Life continued to get even harder for my mom because on the evening of June 30th 1983 my father passed away of a massive heart attack my mom became a single parent to a teenager and 2 young kids one of which had special needs. It was during this hard time just after he passed that my mom learned that my father had been unfaithful with someone she knew and loved she never did forgive that person but eventually they did reconcile for which I’m very grateful.
As a single parent my mom thrived she is very independent and took to it surprisingly well. She worked hard most times taking menial jobs and sometimes 3 at once. At one point she worked as a tool & die maker and if she hadn’t injured her finger she probably would still have been doing that. Her favourite jobs involved working with the public and she has spent almost 30 years working for the Tim Horton’s franchise at 2 different stores. At the current location she has worked for over 14 years (since the day it opened).

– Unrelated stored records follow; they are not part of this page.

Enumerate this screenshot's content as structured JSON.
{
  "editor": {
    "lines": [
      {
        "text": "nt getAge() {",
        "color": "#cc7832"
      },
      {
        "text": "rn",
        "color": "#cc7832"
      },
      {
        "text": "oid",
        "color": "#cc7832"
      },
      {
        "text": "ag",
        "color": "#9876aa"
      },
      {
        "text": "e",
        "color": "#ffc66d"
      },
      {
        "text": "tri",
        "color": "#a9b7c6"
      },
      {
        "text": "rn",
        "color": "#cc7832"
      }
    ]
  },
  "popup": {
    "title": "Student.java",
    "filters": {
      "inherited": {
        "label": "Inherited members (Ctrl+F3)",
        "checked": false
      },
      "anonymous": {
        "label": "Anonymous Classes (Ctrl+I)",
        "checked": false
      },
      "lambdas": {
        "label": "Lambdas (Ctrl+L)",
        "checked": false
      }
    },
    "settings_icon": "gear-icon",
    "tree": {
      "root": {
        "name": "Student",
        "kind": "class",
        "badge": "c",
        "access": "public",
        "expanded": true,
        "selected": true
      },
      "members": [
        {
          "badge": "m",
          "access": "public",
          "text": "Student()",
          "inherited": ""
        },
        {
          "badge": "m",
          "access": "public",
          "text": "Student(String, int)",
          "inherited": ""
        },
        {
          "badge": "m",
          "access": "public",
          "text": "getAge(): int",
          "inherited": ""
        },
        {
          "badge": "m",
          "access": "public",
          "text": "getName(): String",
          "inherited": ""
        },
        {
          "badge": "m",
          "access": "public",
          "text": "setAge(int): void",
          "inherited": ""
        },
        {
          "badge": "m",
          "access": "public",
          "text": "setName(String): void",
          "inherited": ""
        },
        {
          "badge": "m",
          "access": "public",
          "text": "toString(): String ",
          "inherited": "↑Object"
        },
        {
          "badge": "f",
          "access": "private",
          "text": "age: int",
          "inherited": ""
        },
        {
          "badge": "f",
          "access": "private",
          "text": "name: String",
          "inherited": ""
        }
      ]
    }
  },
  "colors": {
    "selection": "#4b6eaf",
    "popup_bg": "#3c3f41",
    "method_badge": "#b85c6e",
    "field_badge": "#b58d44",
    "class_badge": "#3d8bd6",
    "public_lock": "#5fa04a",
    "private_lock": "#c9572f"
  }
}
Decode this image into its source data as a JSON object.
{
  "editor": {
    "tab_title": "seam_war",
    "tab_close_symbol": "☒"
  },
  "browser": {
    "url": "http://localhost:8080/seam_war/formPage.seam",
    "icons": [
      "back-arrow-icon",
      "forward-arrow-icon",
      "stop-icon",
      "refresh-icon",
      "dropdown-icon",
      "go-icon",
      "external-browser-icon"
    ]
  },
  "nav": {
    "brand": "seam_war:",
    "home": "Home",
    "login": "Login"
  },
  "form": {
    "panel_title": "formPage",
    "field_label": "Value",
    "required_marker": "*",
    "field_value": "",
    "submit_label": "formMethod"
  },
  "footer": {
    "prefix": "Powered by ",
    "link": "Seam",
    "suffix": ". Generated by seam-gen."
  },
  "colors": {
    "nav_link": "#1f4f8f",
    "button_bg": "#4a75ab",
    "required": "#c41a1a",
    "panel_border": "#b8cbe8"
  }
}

This brings our story to the present where on September 8th 2013 a day after her 69th birthday she suffered a stroke. One of my greatest nightmares has always been finding my mom dead in the house as it was it was as close to my nightmare as I EVER want to get. That morning I woke before my alarm went upstairs knowing that she would probably already be up to hear one of our dogs barking from her room which was unusual. I got our dog out of her room not seeing my mom anywhere at first, once I came back to the living room I saw her, lying on the floor between the coffee table and love seat. Not knowing right away what happened I thought I’d just help her up and when she couldn’t help me help her it STILL didn’t clue in right away but it didn’t take long to. Once I managed to get her on the love seat I ran down got my phone and called for an ambulance. Good news is that she never lost conscienceless and never was admitted to the ICU. She has worked hard to come back but this journey we find ourselves on is going to still be a long one and filled with more ups and downs I’m sure.
She hasn’t lost her humour or her way of looking at the world. She is still very much herself and I have no doubt that come this time next year we will be reminiscing about the time I found her and she nearly gave me a heart attack. She has been though so much but she is a fighter, she is stubborn and she will NOT give up, she is my mother and I would be no one without her. I learned what it meant to be strong, what it meant to love also learned all my curse words from her!! She LOVES chips, she loved the Toronto Maple Leafs, she very much enjoys watching any hockey really doesn’t matter what teams are playing. She is my mom and I couldn’t be more proud to be her daughter!